Integrating External Video Source API For AVCaptureMultiCamSession In Flutter WebRTC On IOS

by StackCamp Team 92 views

Hey guys! Let's dive into an exciting topic: integrating the External Video Source API for AVCaptureMultiCamSession in Flutter WebRTC on iOS. This is a game-changer for those looking to leverage the power of dual cameras on iOS devices. We'll break down the problem, explore the proposed solution, and discuss why this is such a crucial enhancement for the flutter-webrtc package. So, buckle up and let's get started!

Understanding the Need for External Video Source API

In this section, we'll cover the necessity for the External Video Source API.

The Power of AVCaptureMultiCamSession

First off, let's talk about AVCaptureMultiCamSession. This is an awesome feature on iOS 13+ devices that allows you to capture video from both the front and rear cameras simultaneously. Think about the possibilities! Imagine creating apps that can record your reaction while you're filming something, or building immersive video experiences that utilize multiple perspectives. However, there's a catch. The current flutter-webrtc package primarily uses getUserMedia() for camera access, which unfortunately only supports a single camera feed at a time. That's a bummer, right?
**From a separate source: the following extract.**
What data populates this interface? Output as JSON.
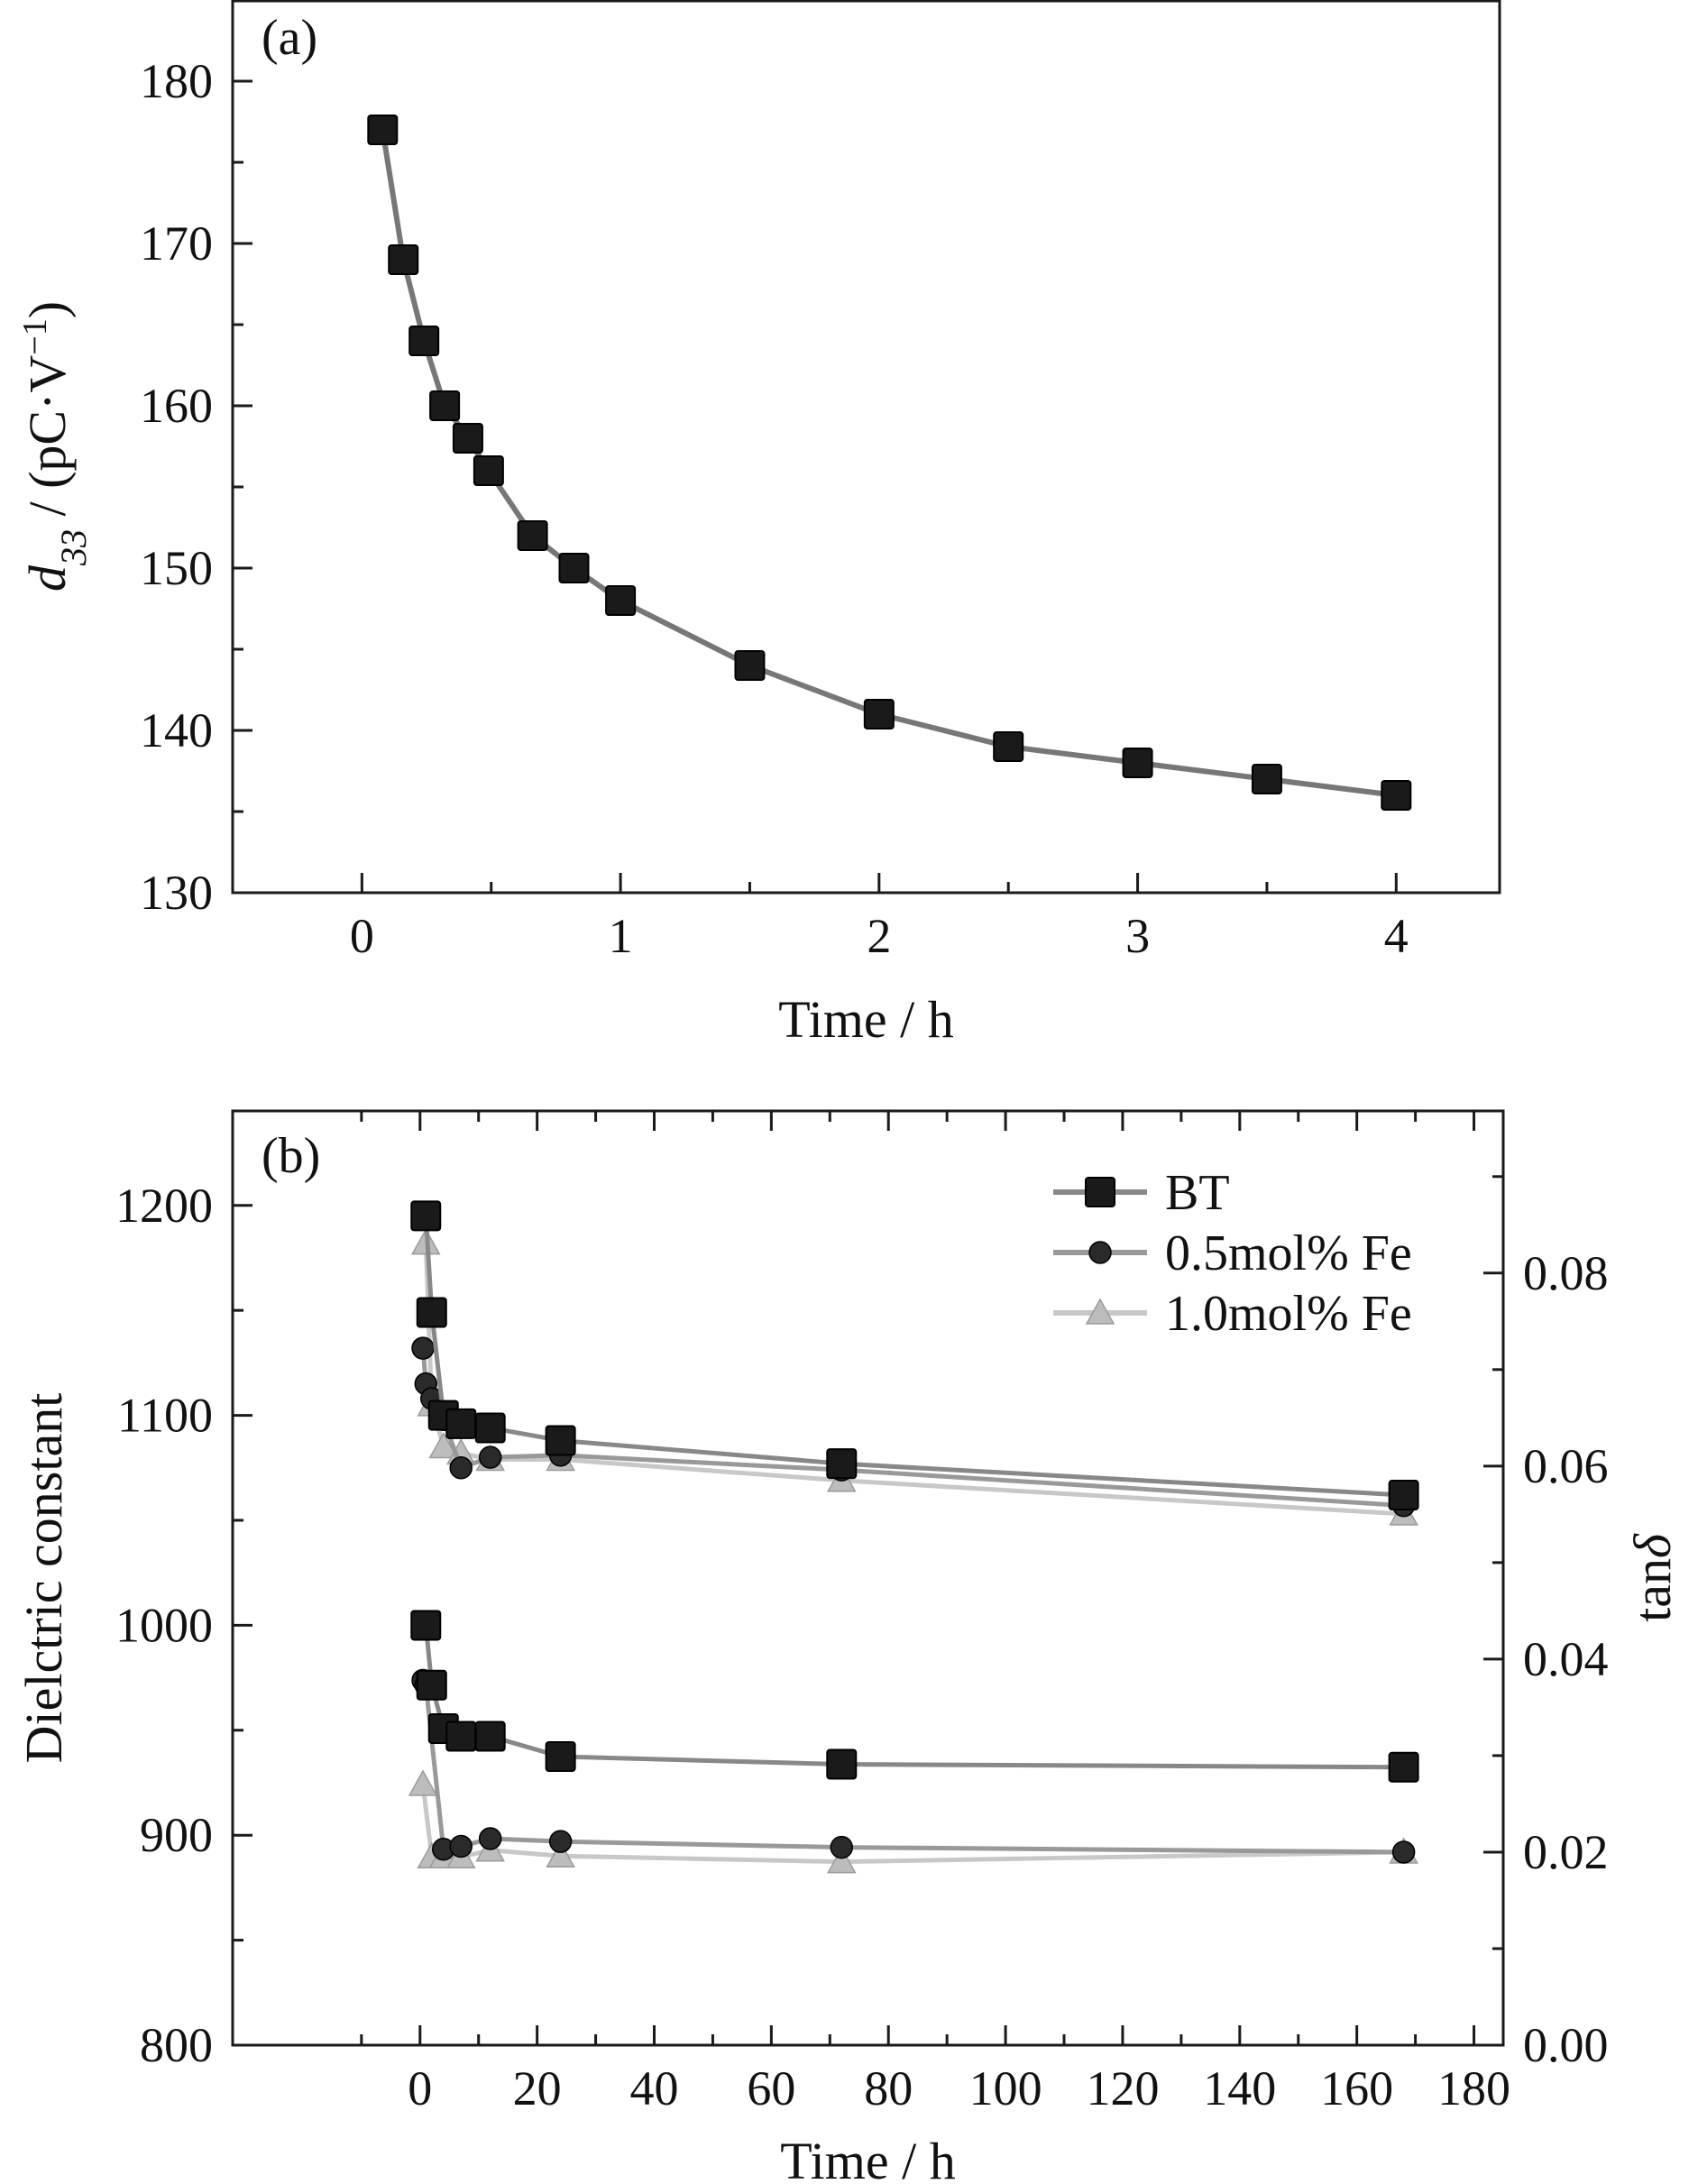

Current Limitations of Flutter WebRTC

Right now, if you're using flutter-webrtc, you're limited to accessing one camera at a time. Here’s a snippet to illustrate this:

// This only captures from ONE camera at a time
final stream = await navigator.mediaDevices.getUserMedia({
  'video': {'facingMode': 'user'}
});

// Switching cameras stops the current stream
await Helper.switchCamera(videoTrack);

As you can see, this code only allows you to capture from one camera. If you try to switch cameras, the current stream gets stopped. This is a major limitation when you want to harness the full potential of dual cameras on iOS devices. On the native iOS side, capturing from both cameras is totally doable:

// This works on iOS natively
let multiCamSession = AVCaptureMultiCamSession()
// Setup front camera output → CVPixelBuffer stream 1
// Setup rear camera output → CVPixelBuffer stream 2

This native code shows that iOS can handle simultaneous camera feeds, but we need a way to bridge this capability into flutter-webrtc. This is where the External Video Source API comes into play, offering a solution to this gap and paving the way for innovative applications.

Why This Matters

So, why is this important? Well, for apps that require simultaneous video streams—think video conferencing with picture-in-picture, augmented reality applications, or even advanced surveillance systems—this feature is a game-changer. By enabling dual camera support, flutter-webrtc can unlock a whole new realm of possibilities for developers. It's all about giving you the tools to create richer, more engaging, and more functional video experiences. The demand for such features is growing, and bridging this gap is crucial for keeping flutter-webrtc at the forefront of real-time communication solutions.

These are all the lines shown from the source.